Launched in 2013 as a non-profit community service, the bioRxiv server has brought preprint practice to the life sciences and recently posted its 64,000th manuscript.
The server now receives more than four million views per month and hosts papers spanning all areas of biology. Initially dominated by evolutionary biology, genetics/genomics and computational biology, bioRxiv has been increasingly populated by papers in neuroscience, cell and developmental biology, and many other fields.

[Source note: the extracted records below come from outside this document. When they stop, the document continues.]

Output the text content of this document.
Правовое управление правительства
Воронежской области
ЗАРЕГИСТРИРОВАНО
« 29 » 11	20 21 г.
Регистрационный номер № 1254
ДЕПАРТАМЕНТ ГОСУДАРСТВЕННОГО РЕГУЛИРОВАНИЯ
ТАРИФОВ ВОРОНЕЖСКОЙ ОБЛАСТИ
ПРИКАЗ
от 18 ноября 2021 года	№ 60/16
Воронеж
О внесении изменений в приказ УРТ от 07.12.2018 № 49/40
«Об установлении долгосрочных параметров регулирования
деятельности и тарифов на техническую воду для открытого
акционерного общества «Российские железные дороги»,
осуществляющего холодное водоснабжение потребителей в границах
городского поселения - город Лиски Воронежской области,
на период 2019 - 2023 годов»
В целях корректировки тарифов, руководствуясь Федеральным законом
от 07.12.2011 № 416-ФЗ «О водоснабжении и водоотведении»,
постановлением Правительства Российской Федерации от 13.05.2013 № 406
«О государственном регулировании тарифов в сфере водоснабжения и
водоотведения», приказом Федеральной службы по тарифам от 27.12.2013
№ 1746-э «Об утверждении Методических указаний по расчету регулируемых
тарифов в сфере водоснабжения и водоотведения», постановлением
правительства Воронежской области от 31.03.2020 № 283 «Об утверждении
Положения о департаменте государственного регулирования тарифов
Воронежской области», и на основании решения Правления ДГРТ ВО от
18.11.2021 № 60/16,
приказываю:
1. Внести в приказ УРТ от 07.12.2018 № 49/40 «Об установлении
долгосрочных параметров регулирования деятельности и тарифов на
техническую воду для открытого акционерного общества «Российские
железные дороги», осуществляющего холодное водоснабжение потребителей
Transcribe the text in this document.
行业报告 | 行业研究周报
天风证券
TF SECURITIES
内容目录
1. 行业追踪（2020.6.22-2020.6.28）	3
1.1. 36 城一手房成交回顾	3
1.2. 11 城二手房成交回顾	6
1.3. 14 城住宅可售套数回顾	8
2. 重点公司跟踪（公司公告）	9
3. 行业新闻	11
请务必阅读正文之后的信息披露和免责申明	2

Changes in journal and funder policies that encourage preprint posting have helped drive adoption, as has the development of bioRxiv technologies that allow authors to transfer papers easily between the server and journals.
A bioRxiv user survey found that 42% of authors post their preprints prior to journal submission whereas 37% post concurrently with journal submission. Authors are motivated by a desire to share work early; they value the feedback they receive, and very rarely experience any negative consequences of preprint posting.
Rapid dissemination via bioRxiv is also encouraging new initiatives that experiment with the peer review process and the development of novel approaches to literature filtering and assessment.